El insomne junto al vate

«Y si supiera qué mañana entrará
a entregarme las ropas lavadas, mi aquella
Lavandera del alma. Que mañana entrará
satisfecha, capulí de obrería, dichosa
De probar que sí sabe, que sí puede ¡CÓMO NO VA A PODER!
azular y planchar todos los caos». (Trilce, VI)
Había tomado dos pastillas, pero dos horas después, seguía mirando al techo con la esperanza de que Morfeo lo apague. Trataba de no pensar en nada, mas, en esa hora avanzada desfilaban canciones, recuerdos, lugares, personas, nombres, poemas. Logró cerrar los ojos unos cuantos segundos hasta que un espasmo lo sobresaltó.
Encendió un cigarrillo y caminó como un león enjaulado en su sala; musitó unos versos de Vallejo, pensó en la amada ausente del vate en esos versos, la imaginó: un nudo en la garganta lo estremeció. Supo que necesitaba el viento de su ciudad para estar tranquilo y, cruzó la puerta y ya estaba deambulando por su ciudad vacía, una ciudad que le permitía a un insomne pasear por sus calles sin pudor, sin soportar el ruido de la feria del centro.
Imaginó a una pareja caminando de la mano y vio su sombra, movió la cabeza de un lado a otro para convencerse de que estaba solo, completamente solo a esa hora y dijo a viva voz y casi silabeando cada palabra: «Se acabó el extraño, con quien, tarde la noche, regresabas parla y parla». El viento silbaba y a él le parecía escuchar una voz dulce y melodiosa que ya no se dirigía hacia él; unas gotas pequeñas se posaban en la vereda como si se tratasen de lágrimas distantes de quien ya había dejado de recordarlo.
Continuó su camino y se sentó en la banca de un parque a oscuras, al frente una ventana asomaba una luz tenue. Quizá a esa hora alguien estaba despierto sin saber por qué, quizá también se acusaba por no poder descansar y refugiarse durante el día a sendos energizantes para poder seguir con su rutina. Encontró en medio de un pasaje una bodega que atendía, le pidió dos latas de cerveza y caminó hasta el malecón.

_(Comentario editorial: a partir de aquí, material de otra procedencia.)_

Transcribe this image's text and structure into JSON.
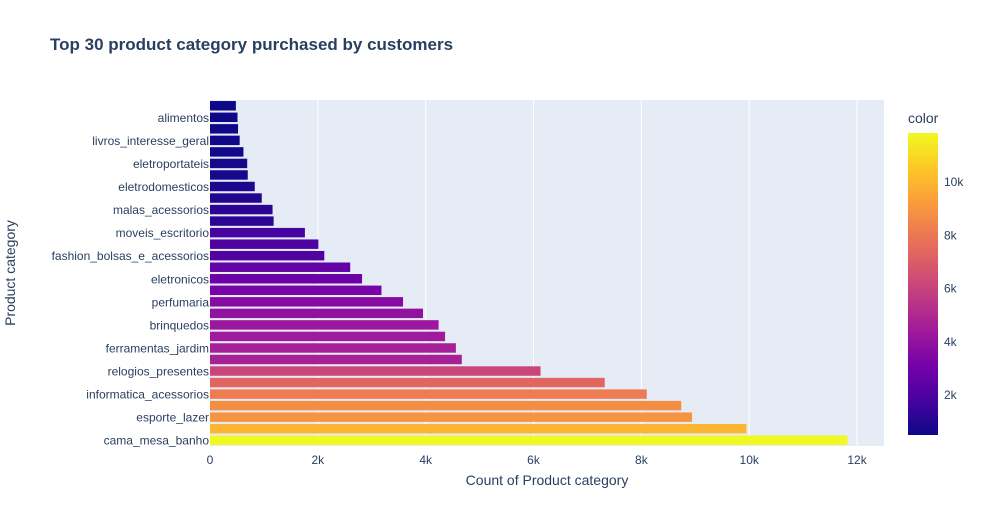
{
  "chart_data": {
    "type": "bar",
    "orientation": "horizontal",
    "title": "Top 30 product category purchased by customers",
    "xlabel": "Count of Product category",
    "ylabel": "Product category",
    "xlim": [
      0,
      12500
    ],
    "x_ticks": [
      0,
      2000,
      4000,
      6000,
      8000,
      10000,
      12000
    ],
    "x_tick_labels": [
      "0",
      "2k",
      "4k",
      "6k",
      "8k",
      "10k",
      "12k"
    ],
    "categories": [
      "cama_mesa_banho",
      "",
      "esporte_lazer",
      "",
      "informatica_acessorios",
      "",
      "relogios_presentes",
      "",
      "ferramentas_jardim",
      "",
      "brinquedos",
      "",
      "perfumaria",
      "",
      "eletronicos",
      "",
      "fashion_bolsas_e_acessorios",
      "",
      "moveis_escritorio",
      "",
      "malas_acessorios",
      "",
      "eletrodomesticos",
      "",
      "eletroportateis",
      "",
      "livros_interesse_geral",
      "",
      "alimentos",
      ""
    ],
    "values": [
      11823,
      9950,
      8940,
      8740,
      8100,
      7320,
      6130,
      4670,
      4560,
      4360,
      4240,
      3950,
      3580,
      3180,
      2820,
      2600,
      2120,
      2010,
      1760,
      1180,
      1160,
      960,
      830,
      700,
      690,
      620,
      550,
      520,
      510,
      480
    ],
    "colorscale": "plasma",
    "color_range": [
      480,
      11823
    ],
    "colorbar": {
      "title": "color",
      "ticks": [
        2000,
        4000,
        6000,
        8000,
        10000
      ],
      "tick_labels": [
        "2k",
        "4k",
        "6k",
        "8k",
        "10k"
      ]
    },
    "grid": true,
    "legend": "colorbar-right",
    "colors": {
      "plot_bg": "#e5ecf6",
      "title": "#2a3f5f",
      "axis_text": "#2a3f5f",
      "grid": "#ffffff"
    }
  }
}
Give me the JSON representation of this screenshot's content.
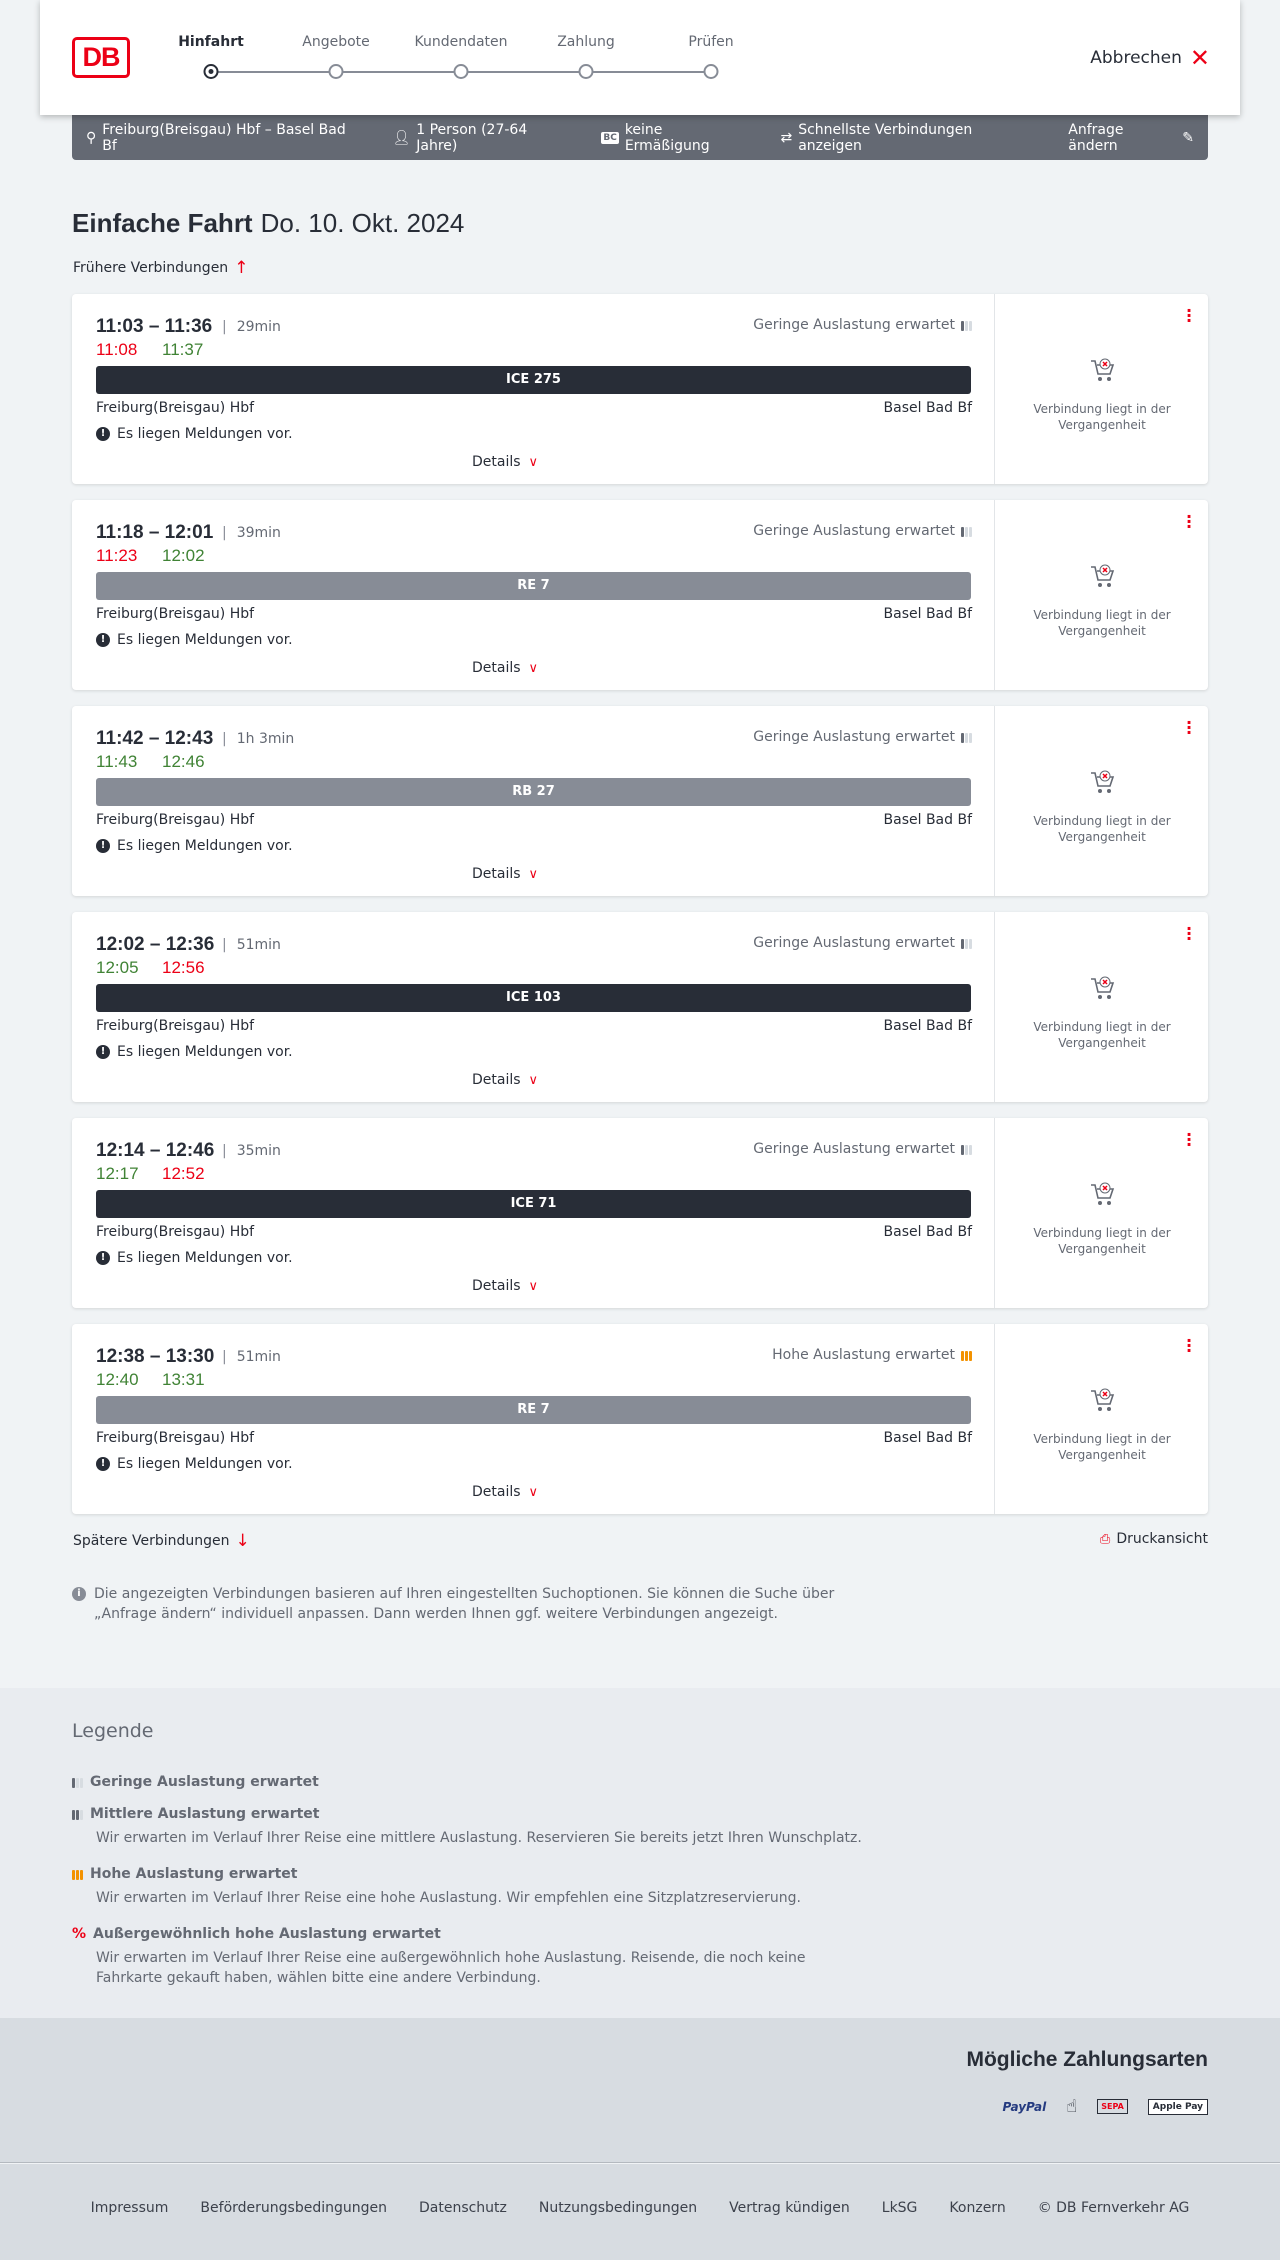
{
  "header": {
    "logo": "DB",
    "steps": [
      {
        "label": "Hinfahrt",
        "active": true
      },
      {
        "label": "Angebote"
      },
      {
        "label": "Kundendaten"
      },
      {
        "label": "Zahlung"
      },
      {
        "label": "Prüfen"
      }
    ],
    "cancel": "Abbrechen"
  },
  "query": {
    "route": "Freiburg(Breisgau) Hbf – Basel Bad Bf",
    "persons": "1 Person (27-64 Jahre)",
    "discount": "keine Ermäßigung",
    "fastest": "Schnellste Verbindungen anzeigen",
    "edit": "Anfrage ändern"
  },
  "title": {
    "type": "Einfache Fahrt",
    "date": "Do. 10. Okt. 2024"
  },
  "earlier": "Frühere Verbindungen",
  "later": "Spätere Verbindungen",
  "print": "Druckansicht",
  "colors": {
    "accent": "#ec0016",
    "delay": "#ec0016",
    "ontime": "#408335",
    "ice": "#282d37",
    "regional": "#878c96",
    "high_load": "#f39200"
  },
  "connections": [
    {
      "times": "11:03 – 11:36",
      "duration": "29min",
      "rt_dep": "11:08",
      "rt_dep_color": "red",
      "rt_arr": "11:37",
      "rt_arr_color": "green",
      "train": "ICE 275",
      "train_type": "ice",
      "load": "Geringe Auslastung erwartet",
      "load_level": "low",
      "from": "Freiburg(Breisgau) Hbf",
      "to": "Basel Bad Bf",
      "message": "Es liegen Meldungen vor.",
      "details": "Details",
      "status": "Verbindung liegt in der Vergangenheit"
    },
    {
      "times": "11:18 – 12:01",
      "duration": "39min",
      "rt_dep": "11:23",
      "rt_dep_color": "red",
      "rt_arr": "12:02",
      "rt_arr_color": "green",
      "train": "RE 7",
      "train_type": "regional",
      "load": "Geringe Auslastung erwartet",
      "load_level": "low",
      "from": "Freiburg(Breisgau) Hbf",
      "to": "Basel Bad Bf",
      "message": "Es liegen Meldungen vor.",
      "details": "Details",
      "status": "Verbindung liegt in der Vergangenheit"
    },
    {
      "times": "11:42 – 12:43",
      "duration": "1h 3min",
      "rt_dep": "11:43",
      "rt_dep_color": "green",
      "rt_arr": "12:46",
      "rt_arr_color": "green",
      "train": "RB 27",
      "train_type": "regional",
      "load": "Geringe Auslastung erwartet",
      "load_level": "low",
      "from": "Freiburg(Breisgau) Hbf",
      "to": "Basel Bad Bf",
      "message": "Es liegen Meldungen vor.",
      "details": "Details",
      "status": "Verbindung liegt in der Vergangenheit"
    },
    {
      "times": "12:02 – 12:36",
      "duration": "51min",
      "rt_dep": "12:05",
      "rt_dep_color": "green",
      "rt_arr": "12:56",
      "rt_arr_color": "red",
      "train": "ICE 103",
      "train_type": "ice",
      "load": "Geringe Auslastung erwartet",
      "load_level": "low",
      "from": "Freiburg(Breisgau) Hbf",
      "to": "Basel Bad Bf",
      "message": "Es liegen Meldungen vor.",
      "details": "Details",
      "status": "Verbindung liegt in der Vergangenheit"
    },
    {
      "times": "12:14 – 12:46",
      "duration": "35min",
      "rt_dep": "12:17",
      "rt_dep_color": "green",
      "rt_arr": "12:52",
      "rt_arr_color": "red",
      "train": "ICE 71",
      "train_type": "ice",
      "load": "Geringe Auslastung erwartet",
      "load_level": "low",
      "from": "Freiburg(Breisgau) Hbf",
      "to": "Basel Bad Bf",
      "message": "Es liegen Meldungen vor.",
      "details": "Details",
      "status": "Verbindung liegt in der Vergangenheit"
    },
    {
      "times": "12:38 – 13:30",
      "duration": "51min",
      "rt_dep": "12:40",
      "rt_dep_color": "green",
      "rt_arr": "13:31",
      "rt_arr_color": "green",
      "train": "RE 7",
      "train_type": "regional",
      "load": "Hohe Auslastung erwartet",
      "load_level": "high",
      "from": "Freiburg(Breisgau) Hbf",
      "to": "Basel Bad Bf",
      "message": "Es liegen Meldungen vor.",
      "details": "Details",
      "status": "Verbindung liegt in der Vergangenheit"
    }
  ],
  "info": "Die angezeigten Verbindungen basieren auf Ihren eingestellten Suchoptionen. Sie können die Suche über „Anfrage ändern“ individuell anpassen. Dann werden Ihnen ggf. weitere Verbindungen angezeigt.",
  "legend": {
    "title": "Legende",
    "items": [
      {
        "title": "Geringe Auslastung erwartet",
        "desc": "",
        "level": "low"
      },
      {
        "title": "Mittlere Auslastung erwartet",
        "desc": "Wir erwarten im Verlauf Ihrer Reise eine mittlere Auslastung. Reservieren Sie bereits jetzt Ihren Wunschplatz.",
        "level": "medium"
      },
      {
        "title": "Hohe Auslastung erwartet",
        "desc": "Wir erwarten im Verlauf Ihrer Reise eine hohe Auslastung. Wir empfehlen eine Sitzplatzreservierung.",
        "level": "high"
      },
      {
        "title": "Außergewöhnlich hohe Auslastung erwartet",
        "desc": "Wir erwarten im Verlauf Ihrer Reise eine außergewöhnlich hohe Auslastung. Reisende, die noch keine Fahrkarte gekauft haben, wählen bitte eine andere Verbindung.",
        "level": "extreme"
      }
    ]
  },
  "payment": {
    "title": "Mögliche Zahlungsarten",
    "methods": [
      "PayPal",
      "Kreditkarte",
      "SEPA",
      "Apple Pay"
    ]
  },
  "footer": {
    "links": [
      "Impressum",
      "Beförderungsbedingungen",
      "Datenschutz",
      "Nutzungsbedingungen",
      "Vertrag kündigen",
      "LkSG",
      "Konzern",
      "© DB Fernverkehr AG"
    ]
  }
}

Ahí logró ver una sombra sin que cuerpo alguno este cerca. No se inmutó. Escuchó entre el sonido del río y de los árboles una voz aguardentosa y a punto de quebrarse: «En el rincón aquel, donde dormimos juntos / tantas noches, ahora me he quedado sentado / a caminar». Dejó una lata de cerveza en el muro y el bebió el contenido de la que tenía en su mano izquierda. También, te entiendo, vate mío, ahora sé de tu confesión de tu silencio, ahora sé de Trilce, ahora pienso como tú en Otilia, pienso en la que se marchó o dejaste marchar. Te entiendo perfectamente, entiendo que tu sombra no quiso estar sola esta noche como lo estuvo tu cuerpo tantas noches en el invierno de Lima. Conozco también de ausencias, de penumbras y de miedos.
Felipe, con lágrimas en los ojos, alzó ambas latas que ahora estaban vacías. Hubiera querido seguir conversando con la sombra del vate, pero ya la voz lo abandonaba y se quedó en silencio, pensando en Otilia, en la del vate y en la suya mientras unas gotas que llegaban desde el cielo le mojaban el cabello y el corazón parecía pesarle más a cada minuto.